NavList:
A Community Devoted to the Preservation and Practice of Celestial Navigation and Other Methods of Traditional Wayfinding
From: Frank Reed
Date: 2020 Jan 16, 19:20 -0800
You can experiment with this question in Stellarium. The Moon runs along the ecliptic, nearly enough for the issue at hand. The horns of the Moon are very nearly perpendicular to the ecliptic. The process depends on drawing a line through the horns and extending it. Great circles extended perpendicular to the ecliptic are exactly the same thing as lines of ecliptic longitude. So you don't even need to worry about where the Moon is.

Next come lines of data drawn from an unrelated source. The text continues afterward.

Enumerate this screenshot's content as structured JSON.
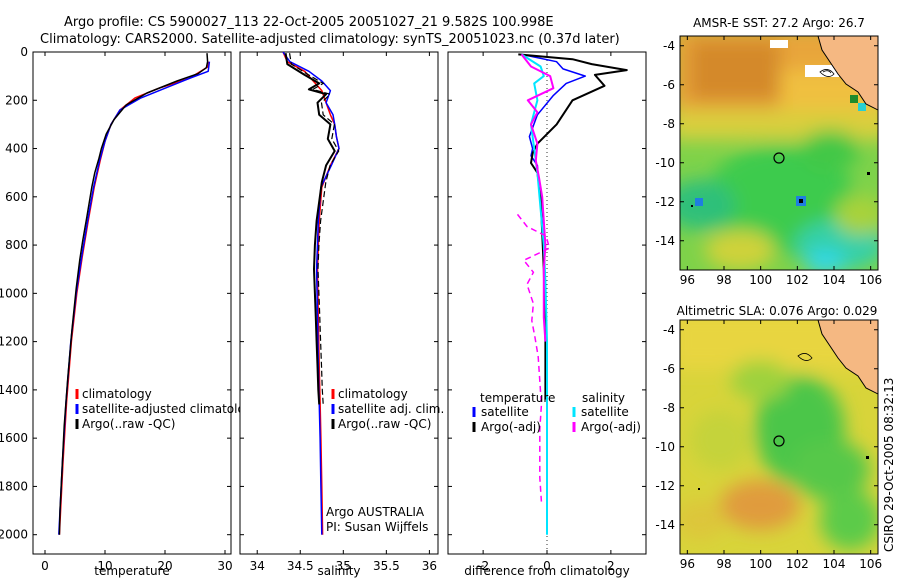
{
  "title": {
    "line1": "Argo profile: CS 5900027_113 22-Oct-2005 20051027_21 9.582S 100.998E",
    "line2": "Climatology: CARS2000. Satellite-adjusted climatology: synTS_20051023.nc (0.37d later)"
  },
  "credit": "CSIRO 29-Oct-2005 08:32:13",
  "colors": {
    "red": "#ff0000",
    "blue": "#0000ff",
    "black": "#000000",
    "cyan": "#00e5ff",
    "magenta": "#ff00ff",
    "land": "#f5b882"
  },
  "chart_data": [
    {
      "type": "line",
      "id": "temperature",
      "xlabel": "temperature",
      "xlim": [
        -2,
        31
      ],
      "ylim": [
        2080,
        0
      ],
      "xticks": [
        0,
        10,
        20,
        30
      ],
      "yticks": [
        0,
        200,
        400,
        600,
        800,
        1000,
        1200,
        1400,
        1600,
        1800,
        2000
      ],
      "series": [
        {
          "name": "climatology",
          "color": "red",
          "width": 1.5,
          "points": [
            [
              27.3,
              40
            ],
            [
              27.2,
              60
            ],
            [
              26.6,
              70
            ],
            [
              24,
              110
            ],
            [
              19,
              150
            ],
            [
              15,
              190
            ],
            [
              12.5,
              240
            ],
            [
              11,
              300
            ],
            [
              10,
              370
            ],
            [
              9.2,
              450
            ],
            [
              8.2,
              560
            ],
            [
              7.2,
              700
            ],
            [
              6.2,
              850
            ],
            [
              5.3,
              1000
            ],
            [
              4.4,
              1200
            ],
            [
              3.6,
              1450
            ],
            [
              3.0,
              1700
            ],
            [
              2.6,
              1900
            ],
            [
              2.4,
              2000
            ]
          ]
        },
        {
          "name": "satellite-adjusted climatology",
          "color": "blue",
          "width": 1.5,
          "points": [
            [
              27.4,
              40
            ],
            [
              27.3,
              60
            ],
            [
              27.2,
              80
            ],
            [
              24,
              110
            ],
            [
              21,
              140
            ],
            [
              16,
              190
            ],
            [
              12.5,
              240
            ],
            [
              11,
              300
            ],
            [
              10,
              370
            ],
            [
              9.1,
              450
            ],
            [
              8.1,
              560
            ],
            [
              7.1,
              700
            ],
            [
              6.1,
              850
            ],
            [
              5.2,
              1000
            ],
            [
              4.3,
              1200
            ],
            [
              3.5,
              1450
            ],
            [
              2.9,
              1700
            ],
            [
              2.5,
              1900
            ],
            [
              2.3,
              2000
            ]
          ]
        },
        {
          "name": "Argo(..raw -QC)",
          "color": "black",
          "width": 1.5,
          "points": [
            [
              27,
              5
            ],
            [
              27.1,
              40
            ],
            [
              26.9,
              65
            ],
            [
              25.5,
              90
            ],
            [
              22,
              120
            ],
            [
              17,
              170
            ],
            [
              13.5,
              220
            ],
            [
              11.5,
              280
            ],
            [
              10.2,
              340
            ],
            [
              9.4,
              400
            ],
            [
              9.0,
              440
            ],
            [
              8.3,
              500
            ],
            [
              7.8,
              560
            ],
            [
              7.0,
              680
            ],
            [
              6.3,
              780
            ],
            [
              5.8,
              860
            ],
            [
              5.2,
              980
            ],
            [
              4.5,
              1150
            ],
            [
              3.8,
              1350
            ],
            [
              3.2,
              1550
            ],
            [
              2.8,
              1750
            ],
            [
              2.5,
              1900
            ],
            [
              2.4,
              2000
            ]
          ]
        }
      ],
      "legend": [
        {
          "label": "climatology",
          "color": "red"
        },
        {
          "label": "satellite-adjusted climatology",
          "color": "blue"
        },
        {
          "label": "Argo(..raw -QC)",
          "color": "black"
        }
      ]
    },
    {
      "type": "line",
      "id": "salinity",
      "xlabel": "salinity",
      "xlim": [
        33.8,
        36.1
      ],
      "ylim": [
        2080,
        0
      ],
      "xticks": [
        34,
        34.5,
        35,
        35.5,
        36
      ],
      "yticks": [
        0,
        200,
        400,
        600,
        800,
        1000,
        1200,
        1400,
        1600,
        1800,
        2000
      ],
      "series": [
        {
          "name": "climatology",
          "color": "red",
          "width": 1.5,
          "points": [
            [
              34.3,
              0
            ],
            [
              34.35,
              40
            ],
            [
              34.55,
              80
            ],
            [
              34.65,
              120
            ],
            [
              34.75,
              160
            ],
            [
              34.8,
              210
            ],
            [
              34.85,
              260
            ],
            [
              34.9,
              300
            ],
            [
              34.92,
              350
            ],
            [
              34.95,
              400
            ],
            [
              34.85,
              470
            ],
            [
              34.75,
              560
            ],
            [
              34.72,
              700
            ],
            [
              34.7,
              900
            ],
            [
              34.71,
              1100
            ],
            [
              34.72,
              1300
            ],
            [
              34.73,
              1450
            ],
            [
              34.74,
              1600
            ],
            [
              34.75,
              1800
            ],
            [
              34.76,
              2000
            ]
          ]
        },
        {
          "name": "satellite adj. clim.",
          "color": "blue",
          "width": 1.5,
          "points": [
            [
              34.3,
              0
            ],
            [
              34.38,
              40
            ],
            [
              34.6,
              80
            ],
            [
              34.75,
              120
            ],
            [
              34.85,
              160
            ],
            [
              34.8,
              210
            ],
            [
              34.88,
              260
            ],
            [
              34.9,
              300
            ],
            [
              34.92,
              350
            ],
            [
              34.95,
              400
            ],
            [
              34.86,
              470
            ],
            [
              34.74,
              560
            ],
            [
              34.71,
              700
            ],
            [
              34.69,
              900
            ],
            [
              34.7,
              1100
            ],
            [
              34.71,
              1300
            ],
            [
              34.72,
              1450
            ],
            [
              34.73,
              1600
            ],
            [
              34.74,
              1800
            ],
            [
              34.75,
              2000
            ]
          ]
        },
        {
          "name": "Argo(..raw -QC)",
          "color": "black",
          "width": 2,
          "points": [
            [
              34.33,
              5
            ],
            [
              34.35,
              50
            ],
            [
              34.55,
              95
            ],
            [
              34.72,
              130
            ],
            [
              34.6,
              155
            ],
            [
              34.8,
              175
            ],
            [
              34.7,
              210
            ],
            [
              34.72,
              260
            ],
            [
              34.85,
              300
            ],
            [
              34.82,
              360
            ],
            [
              34.9,
              410
            ],
            [
              34.8,
              470
            ],
            [
              34.75,
              540
            ],
            [
              34.72,
              620
            ],
            [
              34.69,
              700
            ],
            [
              34.67,
              800
            ],
            [
              34.66,
              900
            ],
            [
              34.67,
              1000
            ],
            [
              34.68,
              1100
            ],
            [
              34.69,
              1200
            ],
            [
              34.7,
              1300
            ],
            [
              34.71,
              1400
            ],
            [
              34.72,
              1460
            ]
          ]
        }
      ],
      "legend": [
        {
          "label": "climatology",
          "color": "red"
        },
        {
          "label": "satellite adj. clim.",
          "color": "blue"
        },
        {
          "label": "Argo(..raw -QC)",
          "color": "black"
        }
      ],
      "annotations": [
        "Argo AUSTRALIA",
        "PI: Susan Wijffels"
      ]
    },
    {
      "type": "line",
      "id": "difference",
      "xlabel": "difference from climatology",
      "xlim": [
        -3.1,
        3.1
      ],
      "ylim": [
        2080,
        0
      ],
      "xticks": [
        -2,
        0,
        2
      ],
      "yticks": [
        0,
        200,
        400,
        600,
        800,
        1000,
        1200,
        1400,
        1600,
        1800,
        2000
      ],
      "series": [
        {
          "name": "temperature satellite",
          "color": "blue",
          "width": 1.5,
          "points": [
            [
              -0.8,
              10
            ],
            [
              0.3,
              40
            ],
            [
              0.5,
              70
            ],
            [
              1.2,
              100
            ],
            [
              0.6,
              130
            ],
            [
              0.2,
              180
            ],
            [
              -0.3,
              260
            ],
            [
              -0.55,
              350
            ],
            [
              -0.45,
              400
            ],
            [
              -0.5,
              430
            ],
            [
              -0.3,
              470
            ],
            [
              -0.25,
              560
            ],
            [
              -0.15,
              700
            ],
            [
              -0.1,
              900
            ],
            [
              -0.05,
              1200
            ],
            [
              0,
              1400
            ],
            [
              0,
              1440
            ]
          ]
        },
        {
          "name": "temperature Argo(-adj)",
          "color": "black",
          "width": 2,
          "points": [
            [
              -0.9,
              10
            ],
            [
              0.8,
              30
            ],
            [
              1.4,
              50
            ],
            [
              2.5,
              75
            ],
            [
              1.5,
              95
            ],
            [
              1.8,
              140
            ],
            [
              0.8,
              200
            ],
            [
              0.3,
              300
            ],
            [
              -0.3,
              380
            ],
            [
              -0.45,
              420
            ],
            [
              -0.5,
              460
            ],
            [
              -0.3,
              500
            ],
            [
              -0.2,
              600
            ],
            [
              -0.15,
              750
            ],
            [
              -0.1,
              900
            ],
            [
              -0.05,
              1200
            ],
            [
              -0.05,
              1440
            ]
          ]
        },
        {
          "name": "salinity satellite",
          "color": "cyan",
          "width": 2,
          "points": [
            [
              -0.8,
              10
            ],
            [
              -0.2,
              60
            ],
            [
              -0.1,
              100
            ],
            [
              -0.4,
              130
            ],
            [
              -0.3,
              200
            ],
            [
              -0.5,
              300
            ],
            [
              -0.4,
              400
            ],
            [
              -0.3,
              500
            ],
            [
              -0.2,
              650
            ],
            [
              -0.1,
              800
            ],
            [
              -0.05,
              950
            ],
            [
              0,
              1200
            ],
            [
              0,
              1500
            ],
            [
              0,
              1800
            ],
            [
              0,
              2000
            ]
          ]
        },
        {
          "name": "salinity Argo(-adj)",
          "color": "magenta",
          "width": 2,
          "points": [
            [
              -0.8,
              10
            ],
            [
              -0.5,
              60
            ],
            [
              0.1,
              100
            ],
            [
              0.2,
              150
            ],
            [
              -0.6,
              200
            ],
            [
              -0.3,
              250
            ],
            [
              -0.5,
              300
            ],
            [
              -0.3,
              380
            ],
            [
              -0.35,
              450
            ],
            [
              -0.25,
              520
            ],
            [
              -0.15,
              600
            ],
            [
              -0.1,
              700
            ],
            [
              -0.05,
              800
            ],
            [
              -0.1,
              900
            ],
            [
              -0.1,
              1000
            ],
            [
              -0.1,
              1100
            ],
            [
              -0.05,
              1200
            ]
          ]
        }
      ],
      "legend": [
        {
          "group": "temperature",
          "label": "satellite",
          "color": "blue"
        },
        {
          "group": "temperature",
          "label": "Argo(-adj)",
          "color": "black"
        },
        {
          "group": "salinity",
          "label": "satellite",
          "color": "cyan"
        },
        {
          "group": "salinity",
          "label": "Argo(-adj)",
          "color": "magenta"
        }
      ]
    },
    {
      "type": "heatmap",
      "id": "sst_map",
      "title": "AMSR-E SST: 27.2 Argo: 26.7",
      "xlim": [
        95.6,
        106.4
      ],
      "ylim": [
        -15.5,
        -3.5
      ],
      "xticks": [
        96,
        98,
        100,
        102,
        104,
        106
      ],
      "yticks": [
        -4,
        -6,
        -8,
        -10,
        -12,
        -14
      ],
      "argo_position": [
        100.998,
        -9.582
      ]
    },
    {
      "type": "heatmap",
      "id": "sla_map",
      "title": "Altimetric SLA: 0.076 Argo: 0.029",
      "xlim": [
        95.6,
        106.4
      ],
      "ylim": [
        -15.5,
        -3.5
      ],
      "xticks": [
        96,
        98,
        100,
        102,
        104,
        106
      ],
      "yticks": [
        -4,
        -6,
        -8,
        -10,
        -12,
        -14
      ],
      "argo_position": [
        100.998,
        -9.582
      ]
    }
  ]
}
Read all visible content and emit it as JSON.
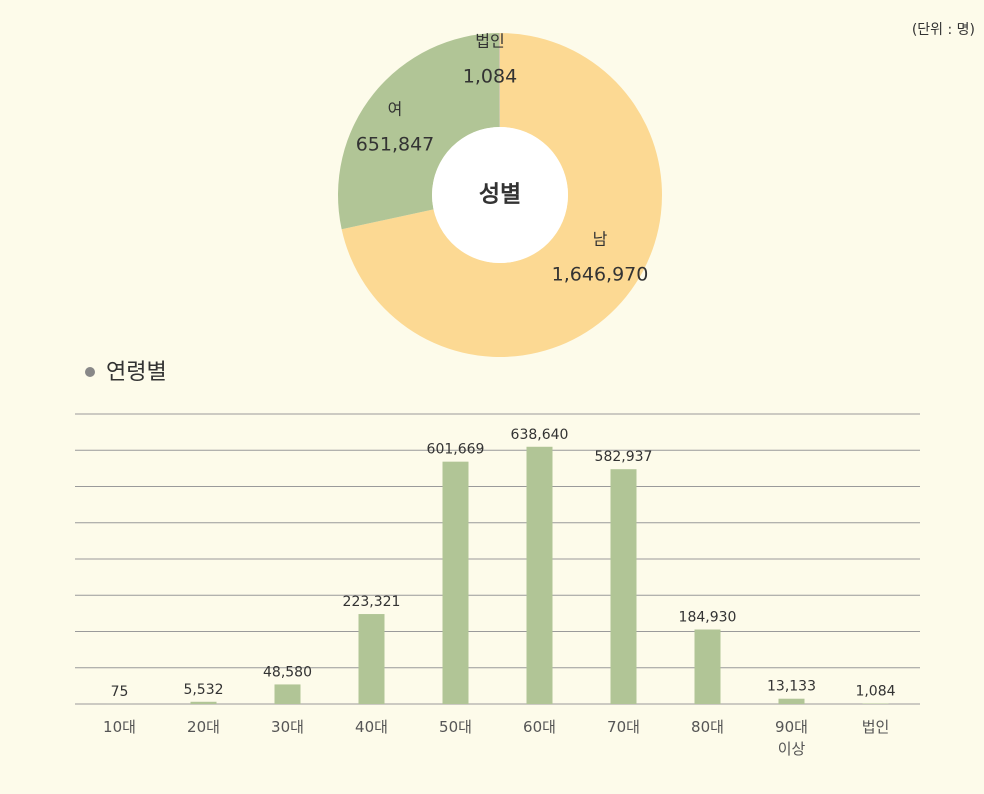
{
  "unit_note": "(단위 : 명)",
  "chart_data": [
    {
      "type": "donut",
      "title": "성별",
      "categories": [
        "남",
        "여",
        "법인"
      ],
      "values": [
        1646970,
        651847,
        1084
      ],
      "value_labels": [
        "1,646,970",
        "651,847",
        "1,084"
      ],
      "colors": [
        "#fcd993",
        "#b1c596",
        "#f6c3c0"
      ]
    },
    {
      "type": "bar",
      "title": "연령별",
      "categories": [
        "10대",
        "20대",
        "30대",
        "40대",
        "50대",
        "60대",
        "70대",
        "80대",
        "90대\n이상",
        "법인"
      ],
      "values": [
        75,
        5532,
        48580,
        223321,
        601669,
        638640,
        582937,
        184930,
        13133,
        1084
      ],
      "value_labels": [
        "75",
        "5,532",
        "48,580",
        "223,321",
        "601,669",
        "638,640",
        "582,937",
        "184,930",
        "13,133",
        "1,084"
      ],
      "color": "#b1c596",
      "ylim": [
        0,
        720000
      ],
      "yticks": [
        0,
        90000,
        180000,
        270000,
        360000,
        450000,
        540000,
        630000,
        720000
      ],
      "grid": true
    }
  ]
}
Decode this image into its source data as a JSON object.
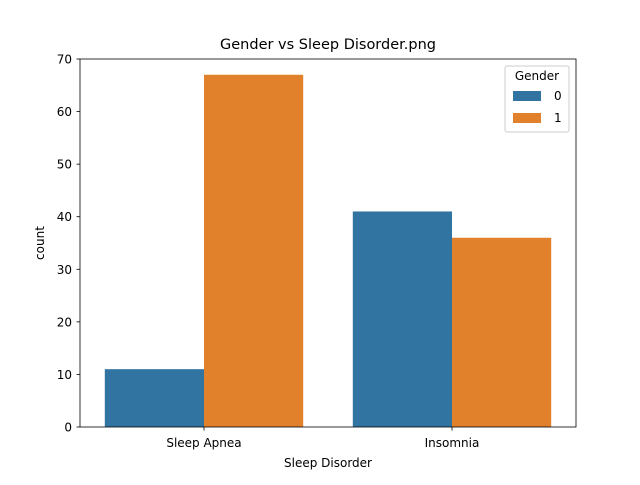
{
  "chart_data": {
    "type": "bar",
    "title": "Gender vs Sleep Disorder.png",
    "xlabel": "Sleep Disorder",
    "ylabel": "count",
    "categories": [
      "Sleep Apnea",
      "Insomnia"
    ],
    "series": [
      {
        "name": "0",
        "values": [
          11,
          41
        ],
        "color": "#3274a1"
      },
      {
        "name": "1",
        "values": [
          67,
          36
        ],
        "color": "#e1812c"
      }
    ],
    "ylim": [
      0,
      70
    ],
    "yticks": [
      0,
      10,
      20,
      30,
      40,
      50,
      60,
      70
    ],
    "legend": {
      "title": "Gender",
      "position": "top-right"
    },
    "grid": false
  }
}
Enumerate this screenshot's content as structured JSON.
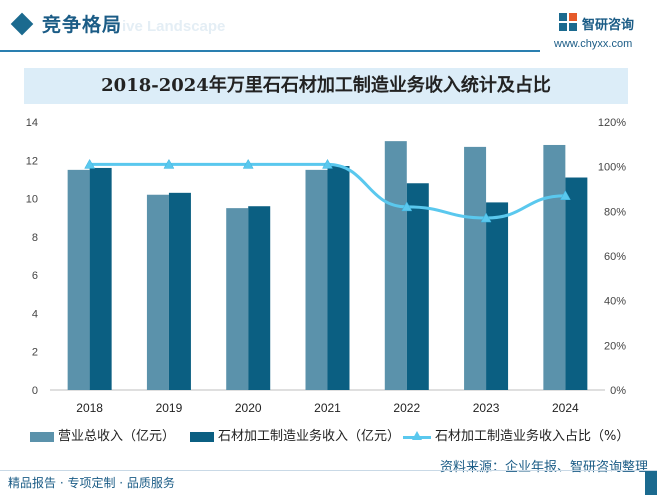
{
  "header": {
    "title": "竞争格局",
    "subtitle": "ive Landscape",
    "brand_name": "智研咨询",
    "brand_url": "www.chyxx.com"
  },
  "chart_title": "2018-2024年万里石石材加工制造业务收入统计及占比",
  "legend": {
    "series1": "营业总收入（亿元）",
    "series2": "石材加工制造业务收入（亿元）",
    "series3": "石材加工制造业务收入占比（%）"
  },
  "source": "资料来源：企业年报、智研咨询整理",
  "footer": "精品报告 · 专项定制 · 品质服务",
  "colors": {
    "series1": "#5b92ab",
    "series2": "#0b5f82",
    "series3": "#5ac8ee"
  },
  "chart_data": {
    "type": "bar",
    "categories": [
      "2018",
      "2019",
      "2020",
      "2021",
      "2022",
      "2023",
      "2024"
    ],
    "series": [
      {
        "name": "营业总收入（亿元）",
        "type": "bar",
        "axis": "left",
        "values": [
          11.5,
          10.2,
          9.5,
          11.5,
          13.0,
          12.7,
          12.8
        ]
      },
      {
        "name": "石材加工制造业务收入（亿元）",
        "type": "bar",
        "axis": "left",
        "values": [
          11.6,
          10.3,
          9.6,
          11.7,
          10.8,
          9.8,
          11.1
        ]
      },
      {
        "name": "石材加工制造业务收入占比（%）",
        "type": "line",
        "axis": "right",
        "marker": "triangle",
        "values": [
          101,
          101,
          101,
          101,
          82,
          77,
          87
        ]
      }
    ],
    "y_left": {
      "min": 0,
      "max": 14,
      "ticks": [
        "0",
        "2",
        "4",
        "6",
        "8",
        "10",
        "12",
        "14"
      ]
    },
    "y_right": {
      "min": 0,
      "max": 120,
      "ticks": [
        "0%",
        "20%",
        "40%",
        "60%",
        "80%",
        "100%",
        "120%"
      ]
    },
    "grid": false,
    "legend_position": "bottom"
  }
}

Open Stellarium. Go to some latitude that interests you. And then add the ecliptic and the standard ecliptic coordinate grid (at date). You can find that under "Sky and Viewing Options" - "Markings". Then select as in the image below. Turn off the atmosphere so the Sun doesn't confuse things.
Once you have the coordinates up, just follow any of the lines of ecliptic longitude and see where they take you. Any one of them could represent the position of the Moon. Cycle through all hours in a day or cycle through the months of a year. Both show you the various geometric possibilities for the latitude you have selected. It's easy to find examples in the latitude of South Africa where following a line of ecliptic longitude would lead straight to due east or due west on the horizon. That means that the Moon at that position would give you a direction fully 90 degrees away from true north (similarly if you turn it around and try it in a northern latitude and attempt to use the horns to find south).
Below are some examples in the northern hemisphere. A line through the horns to the horizon hits at due east. And for this particular date and time, this is independent of latitude. Notice that the line through the horns is, in fact, essentially parallel to the meridians of ecliptic longitude which makes it easy to extend the line through the horns reliably and accurately.